I’ve always dug spotlights. I think the first time I noticed them was in an old movie, maybe Rebel Without a Cause, or something like that…there’s just something old-school cool about having an extra light (or two) on your non-police car when you need it.
When I was young I put spotlights on everything. In the 80s they were cheap, and I found probably a dozen over the years for $5 bucks or less. I put a spotlight on a dark green 1972 Cadillac Sedan DeVille, and someone asked me if it was an old army car for a general. I put dual 5″ spots on a 73 Caprice mild custom. I even put an S6 on my 1979 Lincoln Town Car. Most of them worked.
When I bought the Chevy in 1990, I had a cool 1950’s combo spotlight/sideview mirror, so I put that on her. It looked great, and worked too! That stayed on the car until the early 2000’s when I decided I wanted to go with dual spotlights.
As usual, I decided to complicate my life and do something that was going to cost me more money than I ever imagined possible for something that seemed so simple. You see, the 1953 and 1954 Chevrolet was MADE for dual spotlights. There was already a hole on the inside metal door skin on each side for the spotlight to go through. Unity, the major spotlight manufacturer, still makes the specific through-the-door mounting bracket for these cars. The only thing that is missing from the equation is…the length of the spotlight needed.
In the early 2000’s, I searched ebay for a pair of nice, chrome spotlights, complete.

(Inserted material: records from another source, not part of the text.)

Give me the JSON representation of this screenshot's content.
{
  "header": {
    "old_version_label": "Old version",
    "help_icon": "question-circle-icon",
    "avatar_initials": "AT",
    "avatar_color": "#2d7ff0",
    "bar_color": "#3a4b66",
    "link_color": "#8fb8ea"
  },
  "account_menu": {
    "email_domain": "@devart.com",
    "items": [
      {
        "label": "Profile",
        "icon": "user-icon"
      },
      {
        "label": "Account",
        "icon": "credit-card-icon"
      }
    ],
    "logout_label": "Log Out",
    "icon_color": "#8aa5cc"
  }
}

I found two, identical, 1960s Unity S6 6″ spots. They were perfect…until I put them on the car. Oh, they looked great! But…
Spotlight Hell! They were too long! I knew that spotlights came in different lengths, and I though the ones I got were going to be good…but they were too long. Which meant the driver’s side handle was about 1″ away from the steering wheel, and the passenger side handle protruded into the chest of the passenger, if the passenger happened to have a large chest (and all of mine do!)
It was a minor inconvenience but there was also the issue of them being a bit loose, and not always working. So before I painted the car in March, I decided to buy a brand new pair of good quality, great condition, 1950s S6’s to put on Stardust…and I was sure to buy the shorter ones.
They look great! And the work too! However…
Spotlight Hell! As nothing ever works the way it should, once I put the door panels back on I had a hell of a time trying to get the handles back. As it turns out, there is a THIRD size to these (and hell, probably more) not just long and short. The two I got this time were perfectly matched, 12″ long spotlights. About two inches too short to fit through the door and operate properly!
Tonight I spent about two hours trying to figure out how to make these work, before I realized resistance is futile. So, as of the time of this writing, I’ve bought one on ebay cheap (dented) that’s 14″, and I have a “make offer” on another one, no bulb, but 14″. The plan is to put the perfect spotlight housings and handles from the short ones on the 14″ rods. Here’s why this is hell, besides all the extra work: Early 2000’s, spent about $100 on multiple spotlights to put together two good ones, but they were too long. This year spent about $120 on two more, but they are too short. Going to spend at least another $100 to get the 14″ rods. After all this, I could have just bought new ones from Unity, exact replicas of the 1950s models, 18 years ago for $300 and it would have been done. Of course, then I wouldn’t have anything to write about.